Abstract Body (Do not enter title and authors here): Introduction: Transthyretin amyloid cardiomyopathy (ATTR-CM) is a restrictive cardiomyopathy characterized by deposition of misfolded transthyretin in the myocardium. Untreated individuals with ATTR-CM have a median survival of 2-4 years after diagnosis. Individuals with clonal hematopoiesis, including clonal hematopoiesis of indeterminate potential (CHIP), mosaic chromosomal alterations (mCAs), and loss of Y (LOY), have heightened risk of adverse cardiovascular outcomes. It is unknown whether the presence of clonal hematopoiesis is associated with mortality in ATTR-CM.

Methods: We tested the association between clonal hematopoiesis and all-cause mortality among individuals with ATTR-CM in the Mass General Brigham Biobank (MGBB). ATTR-CM status was determined by pyrophosphate scintigraphy (PYP) scan. CHIP was called from whole exome sequencing; mCAs and LOY were called from genotype array data. Key exposures were the presence of any CHIP (defined as a variant allele fraction [VAF] ≥2%), large CHIP (VAF ≥10%), CHIP driver mutations (DNMT3A, TET2, and non-DNMT3A), mCA, and LOY. Cox models were used to generate hazard ratios (HRs) for all-cause mortality with adjustment for age at scan, sex, type 2 diabetes, and coronary artery disease.
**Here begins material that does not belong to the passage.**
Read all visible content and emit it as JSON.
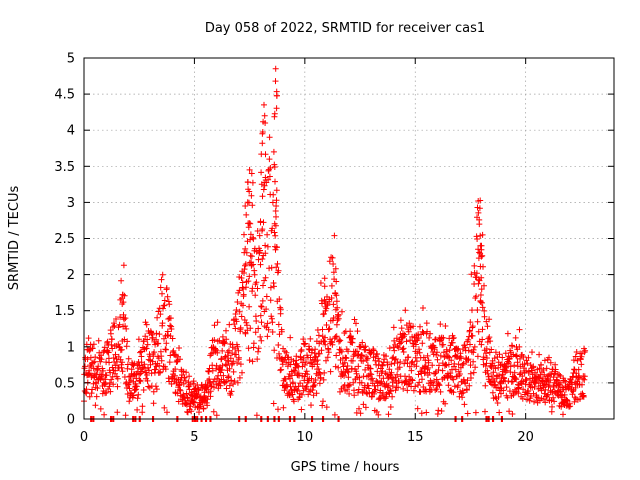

Results: Among 54 genotyped individuals in the MGBB with a positive PYP scan (mean [SD] age 79.1 [6.7], 48 [89%] male), any CHIP was identified in 16 (29%) individuals, large CHIP in 9 (17%), LOY in 11 (23% of males), and mCAs in 10 (19%). The most common CHIP clones were DNMT3A (11 [20%] individuals), TET2 (3 [6%] individuals), and ASXL1 (2 [4%] individuals). Over a median [interquartile range] follow-up of 2.89 [1.48-4.37] years, non-DNMT3A CHIP was significantly associated with risk of all-cause mortality (HR 5.97 [95% CI 1.13-31.55], P =0.036). TET2 CHIP had a suggestive association with all-cause mortality (HR 5.94 [0.79-44.68], p = 0.08). Neither any CHIP, large CHIP, nor DNMT3A CHIP was significantly associated with all-cause mortality, though effect estimates were directionally consistent with increased risk (any CHIP: HR 2.06 [0.60-7.12], P=0.25; large CHIP HR 2.57 [0.53-12.60], P=0.24; DNMT3A CHIP HR 1.76 [0.47-6.57], P=0.40). In addition, mCAs, but not LOY, were associated with mortality (mCA HR 4.75 [1.33-16.96], P=0.017; LOY HR 2.79 [0.74-10.59], P=0.13).

Conclusions: In a small observational study of individuals with ATTR-CM, non-DNMT3A CHIP and mCAs were associated with increased risk of all-cause mortality.